As a limitation, they note that this method generates and uses synthetic data, and so it could be susceptible to hallucination or other issues from synthetic data. However, I wonder if the billions of already-existing user interactions with models like GPT-4 could be used as data for this process.
The model, code, and data for Instruction Pre-Training are available on Github.
Self-MoE: Compositional LLMs with Self-Specialized Experts
The paper “Self-MoE: Towards Compositional Large Language Models with Self-Specialized Experts” presents an architectural wrinkle on the MoE, mixture-of-experts concept:
Self-MoE transforms a monolithic LLM into a compositional, modular system of self-specialized experts, named MiXSE (MiXture of Self-specialized Experts).
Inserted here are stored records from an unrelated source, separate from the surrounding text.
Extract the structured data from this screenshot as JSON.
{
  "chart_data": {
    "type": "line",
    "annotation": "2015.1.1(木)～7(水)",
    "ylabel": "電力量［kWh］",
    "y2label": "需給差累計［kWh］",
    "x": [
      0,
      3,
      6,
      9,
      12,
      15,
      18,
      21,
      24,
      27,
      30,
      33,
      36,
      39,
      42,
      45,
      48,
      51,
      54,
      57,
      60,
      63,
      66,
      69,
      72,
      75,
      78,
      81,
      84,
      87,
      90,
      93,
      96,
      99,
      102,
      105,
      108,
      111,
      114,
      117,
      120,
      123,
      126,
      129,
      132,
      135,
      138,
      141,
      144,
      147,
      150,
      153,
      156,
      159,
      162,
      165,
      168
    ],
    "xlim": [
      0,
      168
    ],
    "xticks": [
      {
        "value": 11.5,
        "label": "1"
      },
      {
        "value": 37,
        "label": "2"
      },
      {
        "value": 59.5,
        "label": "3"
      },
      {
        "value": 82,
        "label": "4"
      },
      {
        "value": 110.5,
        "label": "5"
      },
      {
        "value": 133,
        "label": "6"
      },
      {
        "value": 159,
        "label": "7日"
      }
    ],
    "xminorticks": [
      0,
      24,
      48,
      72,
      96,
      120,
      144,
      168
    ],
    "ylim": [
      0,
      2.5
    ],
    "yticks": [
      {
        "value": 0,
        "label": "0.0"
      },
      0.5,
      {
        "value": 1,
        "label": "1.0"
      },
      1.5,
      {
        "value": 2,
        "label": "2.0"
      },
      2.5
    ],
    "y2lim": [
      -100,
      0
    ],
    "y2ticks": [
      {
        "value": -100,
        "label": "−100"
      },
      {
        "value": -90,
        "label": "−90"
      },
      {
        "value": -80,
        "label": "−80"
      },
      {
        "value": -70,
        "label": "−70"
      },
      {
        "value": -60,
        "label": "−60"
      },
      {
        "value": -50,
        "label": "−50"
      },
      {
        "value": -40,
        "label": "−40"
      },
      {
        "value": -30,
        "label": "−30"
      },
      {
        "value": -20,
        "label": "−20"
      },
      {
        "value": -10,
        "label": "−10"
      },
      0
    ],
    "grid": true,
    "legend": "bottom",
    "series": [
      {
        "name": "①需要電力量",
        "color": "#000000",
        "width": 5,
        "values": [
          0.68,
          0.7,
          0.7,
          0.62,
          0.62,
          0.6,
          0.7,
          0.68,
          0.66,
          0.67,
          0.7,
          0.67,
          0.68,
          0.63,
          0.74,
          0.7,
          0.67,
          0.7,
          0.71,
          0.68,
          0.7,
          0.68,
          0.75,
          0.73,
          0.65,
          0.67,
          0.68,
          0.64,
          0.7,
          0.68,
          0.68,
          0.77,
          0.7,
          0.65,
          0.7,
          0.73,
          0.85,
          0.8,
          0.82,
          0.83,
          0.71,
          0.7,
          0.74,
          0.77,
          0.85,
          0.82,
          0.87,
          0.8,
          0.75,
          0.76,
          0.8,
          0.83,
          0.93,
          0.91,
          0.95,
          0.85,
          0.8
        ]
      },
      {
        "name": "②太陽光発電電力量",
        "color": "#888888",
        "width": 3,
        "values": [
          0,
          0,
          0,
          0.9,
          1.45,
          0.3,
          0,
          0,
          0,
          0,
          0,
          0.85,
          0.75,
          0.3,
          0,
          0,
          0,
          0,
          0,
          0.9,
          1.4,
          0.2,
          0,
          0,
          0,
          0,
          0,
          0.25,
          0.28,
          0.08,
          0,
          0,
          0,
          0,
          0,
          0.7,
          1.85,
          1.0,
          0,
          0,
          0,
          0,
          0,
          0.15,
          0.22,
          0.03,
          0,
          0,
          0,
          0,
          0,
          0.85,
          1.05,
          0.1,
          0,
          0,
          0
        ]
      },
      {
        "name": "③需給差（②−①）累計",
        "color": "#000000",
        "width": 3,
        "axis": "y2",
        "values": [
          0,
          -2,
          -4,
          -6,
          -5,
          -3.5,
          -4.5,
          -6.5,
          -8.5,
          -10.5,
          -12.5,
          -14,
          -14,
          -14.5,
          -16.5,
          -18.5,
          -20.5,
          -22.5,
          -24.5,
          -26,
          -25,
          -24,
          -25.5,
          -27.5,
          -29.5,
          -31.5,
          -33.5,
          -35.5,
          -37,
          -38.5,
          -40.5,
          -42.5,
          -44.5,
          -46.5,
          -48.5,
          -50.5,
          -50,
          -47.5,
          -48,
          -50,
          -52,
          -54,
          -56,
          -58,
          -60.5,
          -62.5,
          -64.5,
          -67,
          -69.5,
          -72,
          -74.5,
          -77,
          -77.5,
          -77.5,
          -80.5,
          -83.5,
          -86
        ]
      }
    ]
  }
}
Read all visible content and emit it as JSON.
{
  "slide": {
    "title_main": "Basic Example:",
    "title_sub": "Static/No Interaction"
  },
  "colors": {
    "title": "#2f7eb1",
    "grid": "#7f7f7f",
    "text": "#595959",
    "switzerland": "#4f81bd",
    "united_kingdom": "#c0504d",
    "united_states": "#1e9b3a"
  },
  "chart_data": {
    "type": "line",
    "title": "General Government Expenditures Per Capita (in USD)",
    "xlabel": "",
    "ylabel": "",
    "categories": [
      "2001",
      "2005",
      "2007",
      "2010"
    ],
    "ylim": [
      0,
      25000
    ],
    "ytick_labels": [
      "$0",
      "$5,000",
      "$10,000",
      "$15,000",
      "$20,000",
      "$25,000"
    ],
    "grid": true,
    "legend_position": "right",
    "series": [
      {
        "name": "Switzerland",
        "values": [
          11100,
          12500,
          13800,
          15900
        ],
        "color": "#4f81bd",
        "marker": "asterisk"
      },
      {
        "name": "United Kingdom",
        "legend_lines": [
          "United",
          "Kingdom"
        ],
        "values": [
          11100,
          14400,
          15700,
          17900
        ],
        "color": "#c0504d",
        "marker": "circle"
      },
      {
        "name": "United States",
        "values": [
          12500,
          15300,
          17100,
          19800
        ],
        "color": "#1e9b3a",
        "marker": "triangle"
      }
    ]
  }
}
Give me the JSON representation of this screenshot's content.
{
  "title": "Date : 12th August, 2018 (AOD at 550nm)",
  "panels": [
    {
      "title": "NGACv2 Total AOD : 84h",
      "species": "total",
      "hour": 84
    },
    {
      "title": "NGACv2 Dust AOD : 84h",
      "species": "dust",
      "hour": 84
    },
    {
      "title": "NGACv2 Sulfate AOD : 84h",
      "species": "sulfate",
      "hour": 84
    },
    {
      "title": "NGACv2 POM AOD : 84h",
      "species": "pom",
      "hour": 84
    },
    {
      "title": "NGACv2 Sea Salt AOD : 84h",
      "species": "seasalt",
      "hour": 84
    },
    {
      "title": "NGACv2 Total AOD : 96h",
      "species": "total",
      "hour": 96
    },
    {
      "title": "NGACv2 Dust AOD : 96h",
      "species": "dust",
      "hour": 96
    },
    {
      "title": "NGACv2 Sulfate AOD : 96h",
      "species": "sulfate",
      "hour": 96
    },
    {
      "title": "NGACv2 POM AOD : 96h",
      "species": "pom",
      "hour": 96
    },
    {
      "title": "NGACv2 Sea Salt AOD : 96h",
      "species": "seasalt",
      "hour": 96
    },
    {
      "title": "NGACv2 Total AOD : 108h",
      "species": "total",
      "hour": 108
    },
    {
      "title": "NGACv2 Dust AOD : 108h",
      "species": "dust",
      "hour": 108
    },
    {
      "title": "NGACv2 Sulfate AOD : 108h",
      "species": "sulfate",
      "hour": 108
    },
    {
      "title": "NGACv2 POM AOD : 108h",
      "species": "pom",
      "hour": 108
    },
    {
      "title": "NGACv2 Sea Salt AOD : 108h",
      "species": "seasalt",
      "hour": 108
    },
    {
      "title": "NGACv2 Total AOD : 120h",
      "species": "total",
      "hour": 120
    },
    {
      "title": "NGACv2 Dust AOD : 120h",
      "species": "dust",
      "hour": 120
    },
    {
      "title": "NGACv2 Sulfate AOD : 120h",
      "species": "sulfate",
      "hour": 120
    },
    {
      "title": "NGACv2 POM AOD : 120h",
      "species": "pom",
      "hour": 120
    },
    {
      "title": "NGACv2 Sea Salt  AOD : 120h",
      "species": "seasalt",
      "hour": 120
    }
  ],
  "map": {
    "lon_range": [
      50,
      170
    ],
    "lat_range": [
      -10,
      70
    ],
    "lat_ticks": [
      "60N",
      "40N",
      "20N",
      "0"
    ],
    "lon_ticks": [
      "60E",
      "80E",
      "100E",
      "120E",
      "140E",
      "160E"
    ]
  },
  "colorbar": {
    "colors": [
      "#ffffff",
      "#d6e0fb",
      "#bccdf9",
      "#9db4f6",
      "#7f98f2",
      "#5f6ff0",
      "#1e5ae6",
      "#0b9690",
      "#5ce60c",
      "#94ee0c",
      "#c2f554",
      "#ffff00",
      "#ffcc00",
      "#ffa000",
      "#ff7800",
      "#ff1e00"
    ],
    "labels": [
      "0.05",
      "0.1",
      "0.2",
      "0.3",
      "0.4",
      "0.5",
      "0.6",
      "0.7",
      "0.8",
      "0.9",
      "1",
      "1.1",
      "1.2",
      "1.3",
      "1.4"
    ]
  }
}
How it works is that it starts with a generalized dense LLMs, fine-tunes the base LLM into a number of specialized experts using self-generated synthetic data; then these are merged with a base LLM and are directed by self-optimized routing.
This architecture is quite different and much more coarse-grained than MoE AI models. It’s more similar to methods of AI model merging, but is far less brute-force than methods that simply merge weights. The authors note:
Self-MoE demonstrates substantial improvements over the base LLM across diverse benchmarks such as knowledge, reasoning, math, and coding. It also consistently outperforms other methods, including instance merging and weight merging, while offering better flexibility and interpretability by design with semantic experts and routing.
They were able to start with Gemma 7B and improve its benchmark performance with the Self-MoE architecture. Thus, it can be viewed as yet another promising variant on getting more out of AI models through AI model fine-tuning, merging, and routing.